The Environmental Protection Agency in Ghana has urged experts in the water and hydrological sectors to make effective use of the earth observation technologies made available to the country.
Dr Emmanuel Obeng made the call in an interview with the News Agency of Nigeria (NAN) on the sidelines of a training programme on the use of African Monitoring of the Environment for Sustainable Development (AMESD) in Abuja.
Obeng, a Senior Programme Officer in the agency, said the information gathered from many earth satellites would help Nigeria to develop its environment, agricultural and water sectors in a sustainable manner.
NAN reports that Nigeria has an AMESD satellite reception station installed in Kaduna which transmits information to three other receiving stations.
Obeng also urged Nigerian experts to use capacity in the area to harness the potential of these data to improve the environmental sector.
He said such trainings as the one organised by the Nigerian Hydrological Agency in conjunction with its counterpart in Niger Republic, would enable Nigerians to access use these facilities through its satellite reception station.
The officer said similar training programmes had been conducted in other West African countries under the auspices of ECOWAS for its member countries.

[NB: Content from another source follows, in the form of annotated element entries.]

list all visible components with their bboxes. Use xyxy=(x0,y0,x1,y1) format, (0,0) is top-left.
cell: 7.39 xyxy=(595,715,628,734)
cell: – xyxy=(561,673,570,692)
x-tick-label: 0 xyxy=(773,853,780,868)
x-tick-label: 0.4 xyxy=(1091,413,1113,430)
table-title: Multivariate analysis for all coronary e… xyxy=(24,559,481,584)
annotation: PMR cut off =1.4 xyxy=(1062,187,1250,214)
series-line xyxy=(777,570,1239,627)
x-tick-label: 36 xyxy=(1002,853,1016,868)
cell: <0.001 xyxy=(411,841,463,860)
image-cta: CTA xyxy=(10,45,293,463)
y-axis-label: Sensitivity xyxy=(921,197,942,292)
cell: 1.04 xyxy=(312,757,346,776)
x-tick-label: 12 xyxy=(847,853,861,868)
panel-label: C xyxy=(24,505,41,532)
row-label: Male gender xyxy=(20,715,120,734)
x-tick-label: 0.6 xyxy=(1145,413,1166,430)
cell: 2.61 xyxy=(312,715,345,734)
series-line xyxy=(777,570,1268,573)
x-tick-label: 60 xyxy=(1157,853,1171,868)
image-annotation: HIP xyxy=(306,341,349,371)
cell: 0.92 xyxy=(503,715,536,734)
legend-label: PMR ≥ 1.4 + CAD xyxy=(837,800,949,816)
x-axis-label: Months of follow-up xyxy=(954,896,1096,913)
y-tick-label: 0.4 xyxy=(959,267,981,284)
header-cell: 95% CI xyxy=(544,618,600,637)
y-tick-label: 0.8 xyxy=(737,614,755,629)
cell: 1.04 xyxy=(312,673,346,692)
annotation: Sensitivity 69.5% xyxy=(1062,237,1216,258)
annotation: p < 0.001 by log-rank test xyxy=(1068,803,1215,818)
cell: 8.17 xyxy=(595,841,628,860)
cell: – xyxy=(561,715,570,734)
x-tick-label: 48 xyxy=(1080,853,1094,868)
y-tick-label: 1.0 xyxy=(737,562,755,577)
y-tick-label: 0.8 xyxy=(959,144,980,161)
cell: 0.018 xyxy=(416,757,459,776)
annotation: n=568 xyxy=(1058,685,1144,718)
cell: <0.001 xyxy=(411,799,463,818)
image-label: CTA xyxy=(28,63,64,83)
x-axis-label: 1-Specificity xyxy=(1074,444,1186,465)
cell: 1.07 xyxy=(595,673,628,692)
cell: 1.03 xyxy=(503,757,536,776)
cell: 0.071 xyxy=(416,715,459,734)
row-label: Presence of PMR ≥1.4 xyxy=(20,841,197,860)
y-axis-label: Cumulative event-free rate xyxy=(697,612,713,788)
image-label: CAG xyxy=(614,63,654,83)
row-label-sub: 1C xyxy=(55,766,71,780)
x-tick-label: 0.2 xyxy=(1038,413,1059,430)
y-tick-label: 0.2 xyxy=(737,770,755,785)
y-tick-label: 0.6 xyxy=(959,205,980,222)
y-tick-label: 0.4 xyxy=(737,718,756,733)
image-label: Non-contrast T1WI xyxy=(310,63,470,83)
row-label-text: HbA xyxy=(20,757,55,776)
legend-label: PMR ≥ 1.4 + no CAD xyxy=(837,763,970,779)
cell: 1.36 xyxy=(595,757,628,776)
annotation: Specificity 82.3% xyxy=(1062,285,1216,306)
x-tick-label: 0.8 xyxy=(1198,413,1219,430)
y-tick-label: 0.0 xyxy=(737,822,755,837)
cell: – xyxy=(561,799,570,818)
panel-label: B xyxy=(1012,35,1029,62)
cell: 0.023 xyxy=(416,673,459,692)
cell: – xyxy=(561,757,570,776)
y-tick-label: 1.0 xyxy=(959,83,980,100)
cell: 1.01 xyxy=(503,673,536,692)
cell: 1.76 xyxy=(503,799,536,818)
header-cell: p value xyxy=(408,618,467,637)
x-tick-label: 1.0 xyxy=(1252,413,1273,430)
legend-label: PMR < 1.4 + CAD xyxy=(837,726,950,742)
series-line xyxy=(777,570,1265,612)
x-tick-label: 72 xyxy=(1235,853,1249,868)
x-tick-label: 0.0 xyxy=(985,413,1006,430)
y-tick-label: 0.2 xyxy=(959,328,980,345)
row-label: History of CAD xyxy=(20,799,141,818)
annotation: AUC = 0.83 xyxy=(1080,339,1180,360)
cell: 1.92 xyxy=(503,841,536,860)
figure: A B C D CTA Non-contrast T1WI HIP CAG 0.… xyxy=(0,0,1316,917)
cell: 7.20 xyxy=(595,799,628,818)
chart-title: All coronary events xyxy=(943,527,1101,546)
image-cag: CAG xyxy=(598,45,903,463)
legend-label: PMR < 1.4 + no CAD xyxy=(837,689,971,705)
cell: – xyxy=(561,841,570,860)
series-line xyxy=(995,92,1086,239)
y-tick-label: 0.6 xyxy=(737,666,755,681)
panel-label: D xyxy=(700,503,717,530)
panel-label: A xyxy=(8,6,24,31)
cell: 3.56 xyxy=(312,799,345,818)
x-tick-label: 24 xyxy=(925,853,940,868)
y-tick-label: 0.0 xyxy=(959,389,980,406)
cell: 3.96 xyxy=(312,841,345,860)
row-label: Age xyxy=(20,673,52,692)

He urged hydrological experts to take advantage of the technology to improve on the use of environment indicators to avert environmental disasters.
“Currently what we are doing is that we are making the product known to all the sector institutions that we have products that we can use to monitor bush fires, we have products that can be used to monitor forests, agriculture and water.
“Thereafter, we encourage them to form a network. If these products are known, as it is, they show you trend of bush fires.
“With time, it will help them as they are directed to take decisions on it: which parts to organise people to fight bush fires because the product will show you bush fire incidents daily.
“Small water bodies that vary within the year, part of the year they will be there, part of the year they will not be there and this product will help you to know where they are and what are they; like do they have water, at that part of the year or not.
“So that it will help you to take decision, as to what to do, do we send our cattle to this place at this time of the year or not.
“The small water bodies will help you to know flooding areas, areas where there are floods, areas where they are not, and how it looks like within the year.
“So in terms of floods, in terms of bush fires, in terms of vegetation growth or decline, you will be able to know really how it is doing and based on that, it will help you to take decision on how best you can manage some of these things.
On Ghana’s efforts to improve accessibility to water in line with the Millennium Development Goals by 2015, Obeng noted that the country’s water sector had received a great boost through public, private partnership.
“The water situation in Ghana now is far, far improving because we have sectors, the private and the government sectors are coming together.
“The private partnership and the government is now taking the next step in improving the water sector far more better than what it used to be so that is the case of water in Ghana.”
Obeng also recommended private-public-partnership to the Nigerian water sector to achieve the country’s MDG target of providing 75 per cent water coverage to its teeming population by 2015.